To me it seems like XElement itself does not do any validation. It's when it's printed/serialized, in .NET, internally the XML writer is called and that's when an exception is thrown.

My question is, that does XElement, always guarantee that an exception will be thrown if an invalid XML character is passed.

In other words, do I need to check the string that I am passing for Invalid XML characters? Using something like XmlConvert.IsXmlChar(string)?

I looked at the link below but could not find a satisfactory answer to my question-

https://learn.microsoft.com/en-us/dotnet/csharp/programming-guide/concepts/linq/valid-content-of-xelement-and-xdocument-objects3

1

There are 1 best solutions below

0
On

It is the XmlWriter that is verifying that valid characters are being written. In the official documentation, the relevant XmlWriter configuration is described in the Data Conformance section:

Data conformance

An XML writer uses two properties from the XmlWriterSettings class to check for data conformance:

The CheckCharacters property instructs the XML writer to check characters and throw an XmlException exception if any characters are outside the legal range, as defined by the W3C.

The ConformanceLevel property configures the XML writer to check that the stream being written complies with the rules for a well-formed XML 1.0 document or document fragment, as defined by the W3C. The three conformance levels are described in the following table. The default is Document. For details, see the XmlWriterSettings.ConformanceLevel property and the System.Xml.ConformanceLevel enumeration.

Yes, with the CheckCharacters flag set to true, it will guarantee an exception is thrown when it enounters an illegal character.
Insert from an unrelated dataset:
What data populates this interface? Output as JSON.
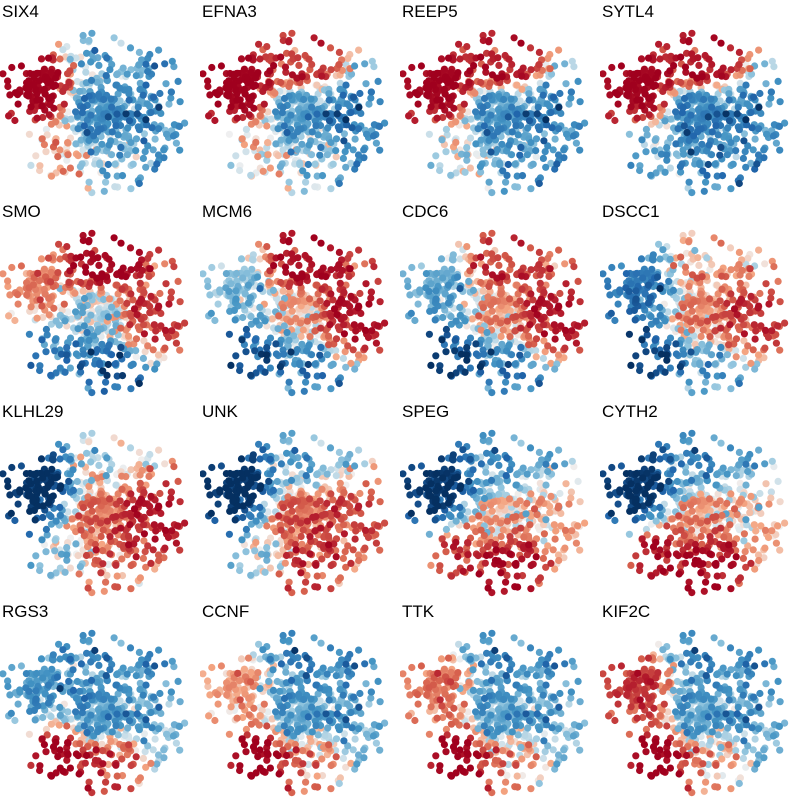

If you want to allow writing invalid characters, the CheckCharacters flag can be set to false in the XmlWriterSettings for your XmlWriter, which would prevent the exception from being thrown. Normally, the XmlWriter will encode reserved characters as character entities (e.g. < to &lt;). Additionally, with the flag set to false, the XmlWriter will escape illegal characters as numeric character entities (e.g. \f to &#xC;) to produce text that conforms to the XML specification.